1. Kühle den Hund mit Wasser – aber richtig
Die wirksamste Sofortmaßnahme bei einem überhitzten Hund besteht darin, ihn mit kühlem, jedoch nicht eiskaltem Wasser zu benetzen. Besonders geeignet sind die Pfoten, die Beine, der Bauch, die Brust sowie die Innenseiten der Oberschenkel, da dort große Blutgefäße dicht unter der Haut verlaufen. Über diese Bereiche kann Wärme besonders effektiv abgegeben werden. Eiskaltes Wasser oder Eisbäder werden dagegen nicht empfohlen, da sie zu einer Verengung der Blutgefäße führen können und die Wärmeabgabe dadurch erschweren.
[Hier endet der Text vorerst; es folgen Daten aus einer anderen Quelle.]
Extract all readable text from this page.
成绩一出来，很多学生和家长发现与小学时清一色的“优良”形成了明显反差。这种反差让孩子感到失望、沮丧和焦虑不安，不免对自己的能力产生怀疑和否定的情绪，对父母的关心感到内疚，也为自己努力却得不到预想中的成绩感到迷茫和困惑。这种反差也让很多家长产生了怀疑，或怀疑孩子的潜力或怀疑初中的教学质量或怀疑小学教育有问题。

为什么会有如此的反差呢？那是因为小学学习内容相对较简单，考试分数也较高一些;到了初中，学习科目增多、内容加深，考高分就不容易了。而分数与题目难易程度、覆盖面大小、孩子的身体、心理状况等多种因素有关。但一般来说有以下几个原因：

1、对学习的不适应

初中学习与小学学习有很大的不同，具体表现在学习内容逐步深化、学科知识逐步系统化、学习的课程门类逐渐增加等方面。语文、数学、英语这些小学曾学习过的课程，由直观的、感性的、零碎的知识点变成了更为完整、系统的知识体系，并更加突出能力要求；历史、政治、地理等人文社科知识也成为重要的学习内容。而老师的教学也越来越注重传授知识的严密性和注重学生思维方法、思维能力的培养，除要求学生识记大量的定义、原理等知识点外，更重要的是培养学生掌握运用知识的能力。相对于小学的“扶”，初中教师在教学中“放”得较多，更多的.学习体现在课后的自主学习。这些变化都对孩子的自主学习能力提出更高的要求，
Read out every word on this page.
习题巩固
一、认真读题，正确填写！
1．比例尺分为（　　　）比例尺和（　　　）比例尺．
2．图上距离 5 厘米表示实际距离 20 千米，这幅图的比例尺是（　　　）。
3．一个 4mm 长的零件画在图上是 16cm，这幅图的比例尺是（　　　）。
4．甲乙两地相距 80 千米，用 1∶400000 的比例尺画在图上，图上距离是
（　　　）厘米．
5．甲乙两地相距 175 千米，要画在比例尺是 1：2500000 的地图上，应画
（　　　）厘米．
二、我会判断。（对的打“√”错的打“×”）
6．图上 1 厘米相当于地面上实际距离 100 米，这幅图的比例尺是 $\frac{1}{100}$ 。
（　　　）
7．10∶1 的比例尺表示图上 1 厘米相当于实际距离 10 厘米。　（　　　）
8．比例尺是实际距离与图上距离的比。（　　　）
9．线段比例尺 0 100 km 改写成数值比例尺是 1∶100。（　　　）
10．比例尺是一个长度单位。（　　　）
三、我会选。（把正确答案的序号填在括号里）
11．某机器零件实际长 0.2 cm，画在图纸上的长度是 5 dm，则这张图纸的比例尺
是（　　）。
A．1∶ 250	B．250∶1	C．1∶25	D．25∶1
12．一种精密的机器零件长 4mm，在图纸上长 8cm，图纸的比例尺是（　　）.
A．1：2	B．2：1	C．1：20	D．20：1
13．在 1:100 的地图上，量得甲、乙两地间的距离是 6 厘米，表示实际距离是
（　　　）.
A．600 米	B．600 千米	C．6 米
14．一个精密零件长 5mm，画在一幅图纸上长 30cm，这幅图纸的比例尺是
2. Sorge für Verdunstungskälte
Wasser allein kühlt nur begrenzt. Besonders effektiv wird die Kühlung erst durch Verdunstung. Deshalb sollte der Hund möglichst an einem gut belüfteten Ort liegen. Durch die Luftbewegung verdunstet das Wasser schneller und entzieht dem Körper zusätzliche Wärme. Genau dieses Prinzip nutzt der Hund auch beim Hecheln.
3. Biete jederzeit frisches Trinkwasser an
Bei Hitze verliert ein Hund durch das Hecheln deutlich mehr Flüssigkeit als gewöhnlich. Deshalb sollte jederzeit frisches, möglichst kühles Trinkwasser verfügbar sein. Auf längeren Spaziergängen gehört eine Wasserflasche mit Trinkmöglichkeit zur Grundausstattung. Kleine Mengen in regelmäßigen Abständen sind oft sinnvoller als sehr große Mengen auf einmal.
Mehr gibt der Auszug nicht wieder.